Menyambangi kawasan Kelimutu untuk menyaksikan danau Tiga Warna-nya tidaklah mudah, butuh perjuangan dan dana ekstra. Dilansir GNFI dari buku TEMPO: Hikayat 45 Danau Indonesia, dari Jakarta ke Kelimutu via Ende lama penerbangan bisa sampai 6-18 jam dengan harga tiket pesawat Rp 1,3-2,5 juta. Setelah menggunakan pesawat, disambung lagi dengan perjalanan darat memakai mobil dari Ende ke Kelimutu. Lamanya perjalanan bisa 2-3 jam dengan biaya sewa mobil plus supir Rp 700 ribu per hari.
Kilas Sejarah dan Penamaan Danau Tiga Warna
Danau Kelimutu ditemukan pertama kali pada 1915 oleh orang Belanda keturunan Lio bernama Van Such Telen. Kemudian pesonanya semakin dikenal setelah Y. Bouman melukiskannya dalam tulisan pada 1929.
Sejak saat itu, tidak hanya wisatawan yang berdatangan, tetapi juga ilmuwan yang ingin meneliti kejadian langka dari bergonta-gantinya warna Danau Tiga Warna Gunung Kelimutu yang terbilang langka tersebut. Pada 26 Februari 1992, Kelimutu ditetapkan menjadi Kawasan Konservasi Alam Nasional.
Seperti yang sudah dijelaskan sebelumnya, terdapat tiga danau di Gunung Kelimutu. Tiga Danau itu memiliki nama di mana masing-masing dipercaya oleh masyarakat setempat memiliki kekuatan magis, berikut uraian namanya:
Tiwu Nuwa Muri Koo Fai: Tempat berkumpulnya jiwa-jiwa muda yang telah meninggal
Tiwu Ata Polo: Tempat berkumpulnya jiwa-jiwa orang meninggal yang selama hidupnya melakukan kejahatan
Tiwu Ata Mbupu: Tempat berkumpulnya jiwa-jiwa orang tua yang telah meninggal
Perubahan Warna Danau, Tanda Virus Corona Berakhir?
Ende-Kelimutu menjadi andalan utama pariwisata Ende.

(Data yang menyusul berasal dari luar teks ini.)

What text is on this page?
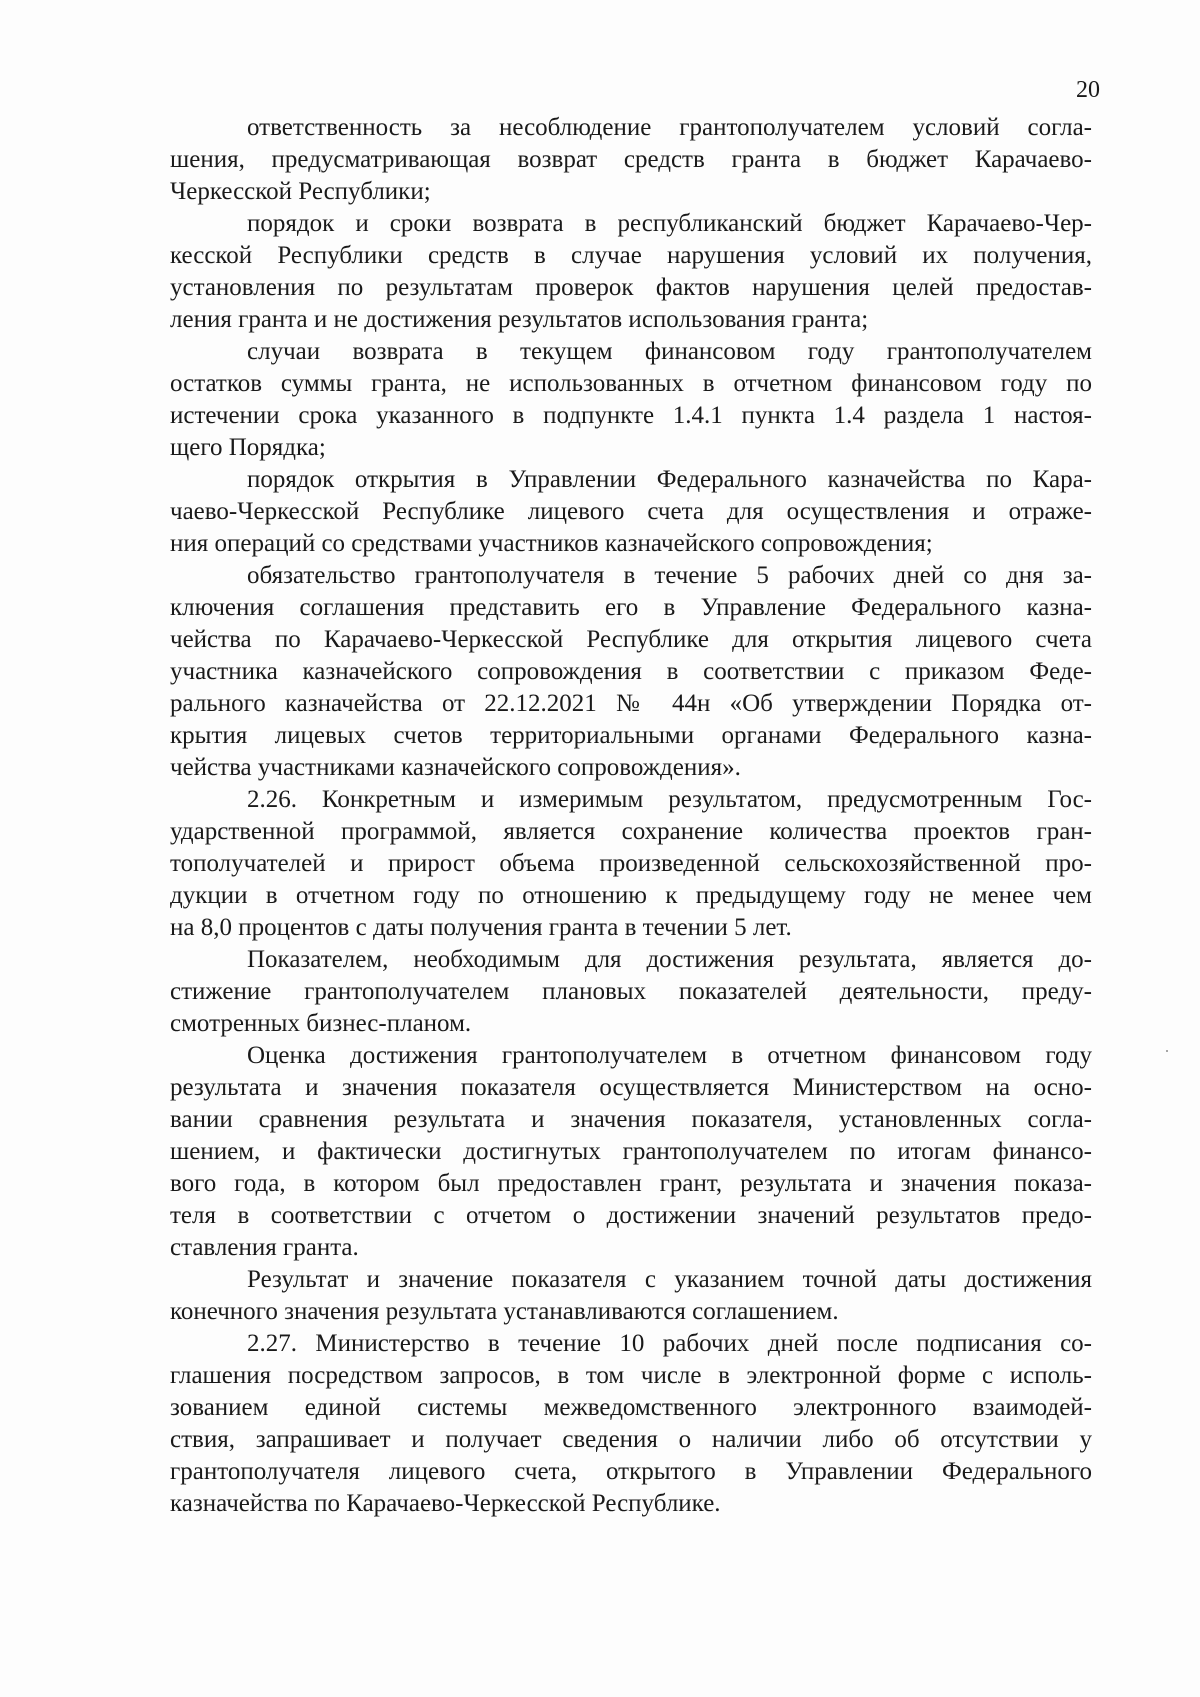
20
ответственность за несоблюдение грантополучателем условий согла-
шения, предусматривающая возврат средств гранта в бюджет Карачаево-
Черкесской Республики;
порядок и сроки возврата в республиканский бюджет Карачаево-Чер-
кесской Республики средств в случае нарушения условий их получения,
установления по результатам проверок фактов нарушения целей предостав-
ления гранта и не достижения результатов использования гранта;
случаи возврата в текущем финансовом году грантополучателем
остатков суммы гранта, не использованных в отчетном финансовом году по
истечении срока указанного в подпункте 1.4.1 пункта 1.4 раздела 1 настоя-
щего Порядка;
порядок открытия в Управлении Федерального казначейства по Кара-
чаево-Черкесской Республике лицевого счета для осуществления и отраже-
ния операций со средствами участников казначейского сопровождения;
обязательство грантополучателя в течение 5 рабочих дней со дня за-
ключения соглашения представить его в Управление Федерального казна-
чейства по Карачаево-Черкесской Республике для открытия лицевого счета
участника казначейского сопровождения в соответствии с приказом Феде-
рального казначейства от 22.12.2021 № 44н «Об утверждении Порядка от-
крытия лицевых счетов территориальными органами Федерального казна-
чейства участниками казначейского сопровождения».
2.26. Конкретным и измеримым результатом, предусмотренным Гос-
ударственной программой, является сохранение количества проектов гран-
тополучателей и прирост объема произведенной сельскохозяйственной про-
дукции в отчетном году по отношению к предыдущему году не менее чем
на 8,0 процентов с даты получения гранта в течении 5 лет.
Показателем, необходимым для достижения результата, является до-
стижение грантополучателем плановых показателей деятельности, преду-
смотренных бизнес-планом.
Оценка достижения грантополучателем в отчетном финансовом году
результата и значения показателя осуществляется Министерством на осно-
вании сравнения результата и значения показателя, установленных согла-
шением, и фактически достигнутых грантополучателем по итогам финансо-
вого года, в котором был предоставлен грант, результата и значения показа-
теля в соответствии с отчетом о достижении значений результатов предо-
ставления гранта.
Результат и значение показателя с указанием точной даты достижения
конечного значения результата устанавливаются соглашением.
2.27. Министерство в течение 10 рабочих дней после подписания со-
глашения посредством запросов, в том числе в электронной форме с исполь-
зованием единой системы межведомственного электронного взаимодей-
ствия, запрашивает и получает сведения о наличии либо об отсутствии у
грантополучателя лицевого счета, открытого в Управлении Федерального
казначейства по Карачаево-Черкесской Республике.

Apalagi cerita seputar misteri di balik keajaiban danau ini telah menyebar ke seluruh dunia, sehingga wisatawan berbondong-bondong menyambangi Kelimutu setiap tahunnya.
Kampung Moni merupakan kampung terdekat menuju danau Kelimutu. Letaknya berada di Desa Koanara, Kecamatan Wolowaru, Kabupaten Ende, NTT, dengan jarak 13 kilometer dari Danau Kelimutu. Tak heran dari Moni hanya membutuhkan waktu 45 menit untuk mencapai bibir danau Tiga Warna Kelimutu.
Pada bulan Mei 2020, Danau Kelimutu kembali berubah warna. Perubahan seperti ini, sebenarnya sering terjadi setiap tahun. Ketua Forum Komunitas Adat Penyangga Danau Kelimutu, Yohanes Don Bosco Watu menjelaskan perubahan air Danau Kelimutu yang terjadi pada pertengahan bulan Mei sebagai pertanda akan terjadi perubahan alam yang besar di bumi.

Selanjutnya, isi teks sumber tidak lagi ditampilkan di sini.